Both, healthy tissue and colorectal cancer enzymes, show Km values for nifedipine that are similar to that of human liver. However it is to be noted that ketoconazole, a CYP3A-specific inhibitor (Guengerich, 1999) does not fully inhibit colorectal enzymes, as it does in liver. This suggests the occurrence of organ-specific differences on CYP3A enzyme activity. These differences may be related to the relative contribution of CYP3A enzymes in colorectal epithelium (Fontana ), since it has been shown that in microsomal preparations containing CYP3A4 and CYP3A5, an increase in the molar fraction of CYP3A5 drives the apparent Ki value for ketoconazole to high values (Gibbs ). The high sensitivity of CYP3A activity to the chemical environment, and in particular to levels of coenzymes such as cytochrome b5 and NADPH reductase (Buters ; Gillam ) may also underlie organ-specific differences. In addition, tissue differences in lipid composition may influence the enzyme activity and the inhibitory effect of ketoconazole. Regardless these tissue differences, tumour activity is inhibited to a high extent by submicromolar ketoconazole concentrations, as shown in Figure 4.

The main paclitaxel metabolite in colorectal cancer is 3′-p-hydroxypaclitaxel, a CYP3A4 metabolite (Harris ). The wide range in the extent of enzyme activity in cancer samples suggest that local metabolism of anticancer drugs in tumour tissue is expected to occur with a high interindividual variability. Nevertheless, it should be pointed out that with both drugs, nifedipine and paclitaxel, cancer cells have a small fraction of the CYP3A activity in the liver. Although colorectal metabolism could play a relevant role in enterohepatic recycling and reabsorption of paclitaxel, the ability of colorectal tissue to influence systemic disposition of paclitaxel is expected to be of secondary importance. The significance of the activity is rather related to the drug molecules that are inactivated within cancer cells. At usual treatment schedules cancer cells are exposed to paclitaxel concentrations within the low micromolar range (Wu ), which is high enough to consider the cancer enzyme within the frame of pharmacological relevance.

The potential clinical interest of the findings reported in the present study is based on the possibility to inhibit the cancer enzyme, and thereby the local inactivation mechanism. This study shows that the cancer enzyme activity can be inhibited to a high extent by ketoconazole. It is tempting to speculate that individuals suffering from colorectal cancer tumours with high CYP3A activity would benefit from the combined use of taxanes and CYP3A inhibitors. Although from in vitro studies it could be expected that CYP3A4 inhibition cause an increased systemic exposure to paclitaxel, in vivo studies revealed that the coadministration of paclitaxel and ketoconazole does not change the plasma concentration of paclitaxel and its 6-alpha-hydroxylated metabolite (Jamis-Dow ). This is an expected finding since in most individuals paclitaxel metabolism in liver is mainly carried out by the CYP2C8 enzyme (Sonnichsen ; Desai ), that is not substantially inhibited by ketoconazole. In contrast, our findings indicate that local metabolism in colorectal cancer tissue is mainly CYP3A-dependent, and that CYP2C8 metabolism is of secondary importance. This is in agreement with the low level of expression of CYP2C8 in intestine (Klose ). These findings taken together suggest that the coadministration of ketoconazole may decrease paclitaxel inactivation in colorectal cancer without significant effects on systemic paclitaxel metabolism.

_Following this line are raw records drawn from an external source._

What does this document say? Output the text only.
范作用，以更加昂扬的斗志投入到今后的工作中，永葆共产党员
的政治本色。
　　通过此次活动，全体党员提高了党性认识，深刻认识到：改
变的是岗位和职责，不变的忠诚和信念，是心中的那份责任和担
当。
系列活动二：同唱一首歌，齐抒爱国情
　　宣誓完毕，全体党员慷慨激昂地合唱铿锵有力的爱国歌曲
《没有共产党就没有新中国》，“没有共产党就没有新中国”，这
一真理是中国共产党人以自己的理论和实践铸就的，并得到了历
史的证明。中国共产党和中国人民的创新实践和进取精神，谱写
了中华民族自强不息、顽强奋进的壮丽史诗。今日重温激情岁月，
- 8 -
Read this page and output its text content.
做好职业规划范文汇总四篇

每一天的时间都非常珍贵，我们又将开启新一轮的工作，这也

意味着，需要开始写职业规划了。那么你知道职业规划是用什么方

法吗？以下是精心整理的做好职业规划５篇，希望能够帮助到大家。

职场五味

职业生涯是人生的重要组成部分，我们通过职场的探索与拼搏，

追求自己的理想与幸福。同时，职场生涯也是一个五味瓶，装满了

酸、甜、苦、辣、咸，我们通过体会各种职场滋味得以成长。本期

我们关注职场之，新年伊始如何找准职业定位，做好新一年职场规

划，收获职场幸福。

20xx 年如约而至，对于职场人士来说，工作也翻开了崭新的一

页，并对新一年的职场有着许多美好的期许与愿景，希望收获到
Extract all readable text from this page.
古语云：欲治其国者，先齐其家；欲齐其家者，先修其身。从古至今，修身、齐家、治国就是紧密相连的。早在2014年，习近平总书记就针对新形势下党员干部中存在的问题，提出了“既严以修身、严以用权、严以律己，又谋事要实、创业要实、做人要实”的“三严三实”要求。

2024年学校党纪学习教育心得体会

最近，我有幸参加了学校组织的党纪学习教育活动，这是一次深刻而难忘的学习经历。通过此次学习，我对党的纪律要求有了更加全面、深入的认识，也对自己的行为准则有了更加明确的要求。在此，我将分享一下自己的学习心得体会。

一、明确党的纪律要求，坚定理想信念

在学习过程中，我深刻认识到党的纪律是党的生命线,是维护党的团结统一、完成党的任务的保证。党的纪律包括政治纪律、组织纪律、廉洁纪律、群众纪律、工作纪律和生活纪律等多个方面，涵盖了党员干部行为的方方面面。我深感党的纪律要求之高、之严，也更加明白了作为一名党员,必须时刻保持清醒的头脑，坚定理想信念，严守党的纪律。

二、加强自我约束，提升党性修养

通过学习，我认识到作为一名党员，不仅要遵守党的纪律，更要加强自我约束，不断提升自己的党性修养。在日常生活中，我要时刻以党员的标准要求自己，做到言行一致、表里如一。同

However, the high number of drugs that are CYP3A4 substrates and the fact that cancer patients are often simultaneously treated with several drugs, makes it undesirable to cause a systemic inhibition of CYP3A4 in these patients. Efforts should be made to design methods capable to cause a local inhibition of the tumour CYP3A4 enzyme. It should be mentioned that CYP3A4 is also involved in the metabolism of vinca alkaloids (Yao ). Therefore the presence of CYP3A4 enzyme activity in colorectal cancer cells may also influence tumour sensitivity to these drugs. Further studies should focus on the presence and kinetic properties of CYP3A4 and other drug-inactivating enzymes in other cancers that are treated with CYP3A4 substrates such as breast, lung and ovary cancers.